Al miniatore interessava mettere in evidenza le reazioni psicologiche di quanti avevano assistito alle azioni miracolose del Cristo. La magnificenza delle illustrazioni, la monumentalità della scrittura, l'adozione della pergamena purpurea, l'uso dell'oro, fanno presupporre una funzione alternativa a quella dello studio e della liturgia, probabilmente il codice era usato in funzione devozionale (processioni? esposizione simbolica?).

 


Sezioni di Ammonio

Ammonio di Alessandria, vissuto attorno al II° sec. d.C., mise a punto una "armonia" dei Vangeli, prendendo per base il vangelo di Matteo e integrando le sezioni mancanti con brani presi dagli altri vangeli.
Ne risultava un testo che veniva diviso in 355 sezioni e numerato. Qualche studioso ritiene che il lavoro di Ammonio non preceda cronologicamente i Canoni di Eusebio. Il Codice più antico contenente divisione (l'Alessandrino), contiene tanto i Canoni di Eusebio, quanto le Sezioni di Ammonio.

Canoni di Eusebio

Intorno al III° sec. d.C., Eusebio di Cesarea, l'autore della Storia Ecclesiastica, modificò le Sezioni di Ammonio, allo scopo di facilitare la ricerca di referenze. A ciascuna sezione di Ammonio Eusebio abbinò il numero di una delle sue tavole. In tal modo il lettore era rimandato alle tavole e dalle tavole alle referenze parallele. Eusebio consigliava ai copisti, di segnare in rosso le sue note.

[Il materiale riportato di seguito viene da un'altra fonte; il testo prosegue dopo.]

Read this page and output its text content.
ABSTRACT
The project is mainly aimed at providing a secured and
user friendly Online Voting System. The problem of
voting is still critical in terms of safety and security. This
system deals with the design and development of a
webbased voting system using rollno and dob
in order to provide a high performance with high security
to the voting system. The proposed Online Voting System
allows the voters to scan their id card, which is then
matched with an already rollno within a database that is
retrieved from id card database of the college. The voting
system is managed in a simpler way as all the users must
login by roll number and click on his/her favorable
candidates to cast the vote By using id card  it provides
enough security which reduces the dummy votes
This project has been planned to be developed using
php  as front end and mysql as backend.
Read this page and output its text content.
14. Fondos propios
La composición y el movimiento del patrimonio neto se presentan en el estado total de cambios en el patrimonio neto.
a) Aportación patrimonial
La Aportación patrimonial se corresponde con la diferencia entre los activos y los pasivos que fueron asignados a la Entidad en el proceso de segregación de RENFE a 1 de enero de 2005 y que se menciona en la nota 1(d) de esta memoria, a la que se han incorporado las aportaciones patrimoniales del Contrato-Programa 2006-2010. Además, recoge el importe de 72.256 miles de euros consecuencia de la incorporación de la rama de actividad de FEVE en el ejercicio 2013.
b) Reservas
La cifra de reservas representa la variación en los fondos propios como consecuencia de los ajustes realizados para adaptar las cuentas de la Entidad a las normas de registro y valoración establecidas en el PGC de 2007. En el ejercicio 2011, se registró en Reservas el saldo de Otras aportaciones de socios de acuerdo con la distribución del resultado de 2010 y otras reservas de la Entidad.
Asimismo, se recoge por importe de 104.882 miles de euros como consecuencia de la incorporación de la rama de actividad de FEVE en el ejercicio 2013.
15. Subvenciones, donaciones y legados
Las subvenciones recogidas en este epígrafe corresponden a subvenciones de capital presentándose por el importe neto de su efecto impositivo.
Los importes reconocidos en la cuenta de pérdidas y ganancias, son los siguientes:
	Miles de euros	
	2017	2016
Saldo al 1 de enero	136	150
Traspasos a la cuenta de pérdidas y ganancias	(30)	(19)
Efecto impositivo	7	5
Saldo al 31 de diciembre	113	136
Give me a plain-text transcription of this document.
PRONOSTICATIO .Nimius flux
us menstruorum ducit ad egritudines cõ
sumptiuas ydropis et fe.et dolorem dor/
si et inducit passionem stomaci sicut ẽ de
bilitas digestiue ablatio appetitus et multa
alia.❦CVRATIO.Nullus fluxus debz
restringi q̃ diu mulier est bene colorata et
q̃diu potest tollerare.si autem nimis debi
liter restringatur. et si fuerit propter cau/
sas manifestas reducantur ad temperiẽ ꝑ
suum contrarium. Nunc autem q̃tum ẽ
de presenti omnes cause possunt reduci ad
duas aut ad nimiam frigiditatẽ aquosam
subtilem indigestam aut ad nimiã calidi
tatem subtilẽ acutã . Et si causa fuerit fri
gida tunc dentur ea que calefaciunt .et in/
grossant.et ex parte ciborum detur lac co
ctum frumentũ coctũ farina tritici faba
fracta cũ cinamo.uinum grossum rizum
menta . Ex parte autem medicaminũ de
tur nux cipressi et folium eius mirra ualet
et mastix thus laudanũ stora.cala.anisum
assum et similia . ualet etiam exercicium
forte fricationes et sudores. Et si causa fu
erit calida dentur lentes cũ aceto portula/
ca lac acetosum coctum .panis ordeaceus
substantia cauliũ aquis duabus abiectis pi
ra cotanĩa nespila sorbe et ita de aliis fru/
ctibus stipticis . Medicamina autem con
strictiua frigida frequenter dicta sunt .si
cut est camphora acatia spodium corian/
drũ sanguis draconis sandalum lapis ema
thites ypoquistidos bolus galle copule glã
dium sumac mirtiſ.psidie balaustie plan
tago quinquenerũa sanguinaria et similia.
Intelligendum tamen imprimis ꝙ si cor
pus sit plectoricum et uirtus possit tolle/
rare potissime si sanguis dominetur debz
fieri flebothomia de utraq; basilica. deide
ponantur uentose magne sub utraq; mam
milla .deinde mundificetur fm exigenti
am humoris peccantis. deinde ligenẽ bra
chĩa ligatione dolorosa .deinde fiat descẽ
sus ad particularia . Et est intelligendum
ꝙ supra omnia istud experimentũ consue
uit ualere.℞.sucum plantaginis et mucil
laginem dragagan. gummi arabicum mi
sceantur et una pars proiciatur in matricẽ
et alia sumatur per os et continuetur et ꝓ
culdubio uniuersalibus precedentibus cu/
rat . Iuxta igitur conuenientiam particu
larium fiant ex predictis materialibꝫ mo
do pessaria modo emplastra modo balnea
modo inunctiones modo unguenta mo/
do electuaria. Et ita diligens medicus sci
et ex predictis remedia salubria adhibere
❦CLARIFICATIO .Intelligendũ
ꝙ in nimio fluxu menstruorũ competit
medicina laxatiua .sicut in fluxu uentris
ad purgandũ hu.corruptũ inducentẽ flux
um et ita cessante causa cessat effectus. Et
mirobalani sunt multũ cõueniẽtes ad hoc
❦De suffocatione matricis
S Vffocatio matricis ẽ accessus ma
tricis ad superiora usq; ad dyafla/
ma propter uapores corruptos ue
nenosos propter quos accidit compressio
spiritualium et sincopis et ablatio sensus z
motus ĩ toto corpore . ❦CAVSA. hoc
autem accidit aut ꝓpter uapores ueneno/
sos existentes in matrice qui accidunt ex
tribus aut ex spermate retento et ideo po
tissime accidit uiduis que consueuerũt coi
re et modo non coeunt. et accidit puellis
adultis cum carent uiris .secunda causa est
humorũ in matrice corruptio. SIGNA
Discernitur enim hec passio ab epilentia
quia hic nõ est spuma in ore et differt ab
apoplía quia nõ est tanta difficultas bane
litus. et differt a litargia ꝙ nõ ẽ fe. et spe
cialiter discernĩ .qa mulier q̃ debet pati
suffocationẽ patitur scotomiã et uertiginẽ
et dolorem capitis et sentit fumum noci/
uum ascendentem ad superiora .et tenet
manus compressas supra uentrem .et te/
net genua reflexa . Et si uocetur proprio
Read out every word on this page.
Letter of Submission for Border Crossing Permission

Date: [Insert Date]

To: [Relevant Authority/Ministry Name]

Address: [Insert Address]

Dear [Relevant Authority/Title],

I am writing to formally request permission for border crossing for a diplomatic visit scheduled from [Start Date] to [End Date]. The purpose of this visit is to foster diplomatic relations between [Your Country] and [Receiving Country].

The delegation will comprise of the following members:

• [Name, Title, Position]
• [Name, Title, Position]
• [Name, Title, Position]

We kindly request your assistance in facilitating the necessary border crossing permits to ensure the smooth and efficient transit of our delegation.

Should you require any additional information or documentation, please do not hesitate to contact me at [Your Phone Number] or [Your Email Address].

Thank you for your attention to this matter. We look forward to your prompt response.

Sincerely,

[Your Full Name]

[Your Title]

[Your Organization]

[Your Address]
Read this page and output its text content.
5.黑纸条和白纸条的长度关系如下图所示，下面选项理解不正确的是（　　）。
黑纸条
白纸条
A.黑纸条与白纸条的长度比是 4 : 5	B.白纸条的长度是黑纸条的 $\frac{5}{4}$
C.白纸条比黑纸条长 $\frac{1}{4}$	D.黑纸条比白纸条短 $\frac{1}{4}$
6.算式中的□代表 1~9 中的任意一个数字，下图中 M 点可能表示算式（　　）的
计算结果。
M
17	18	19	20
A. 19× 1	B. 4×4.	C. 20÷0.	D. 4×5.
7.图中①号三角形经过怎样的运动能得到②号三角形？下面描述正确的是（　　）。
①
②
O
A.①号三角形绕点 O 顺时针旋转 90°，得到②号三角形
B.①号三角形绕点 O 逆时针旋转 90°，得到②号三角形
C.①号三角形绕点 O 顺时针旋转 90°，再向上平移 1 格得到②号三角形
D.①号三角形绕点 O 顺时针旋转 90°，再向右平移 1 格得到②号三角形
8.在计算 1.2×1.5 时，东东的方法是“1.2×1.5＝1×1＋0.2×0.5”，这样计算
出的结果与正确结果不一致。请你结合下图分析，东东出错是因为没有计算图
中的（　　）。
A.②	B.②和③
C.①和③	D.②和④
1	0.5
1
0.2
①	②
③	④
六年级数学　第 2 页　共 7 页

Non sempre i paralleli sono di qualche utilità, ad esempio la genealogia di Gesù in Matteo è propriamente messa in parallelo con quella presente in Luca, ma anche con il prologo Giovanneo sull'incarnazione della Parola.

Divisioni di Eutalio

Eutalio sembra essere vissuto attorno al IV° sec d.C.
Egli preparò un'edizione degli Atti e delle Epistole Paoline divisa in linee di senso. Partendo da un tentativo pre-esistente (Mill congettura che esso fosse stato operato da Gregorio di Mopsuestia, considerato un eretico) Eutalio divise in sezioni e titoli le epistole paoline.

In seguito estese la divisione agli Atti e alle epistole cattoliche. Eutalio numerò e catalogò anche le numerose citazioni dall'AT fatte da Paolo nelle proprie epistole. Forse Eutalio è anche l'autore delle prefazioni e postfazioni alle epistole paoline, presenti in molti manoscritti.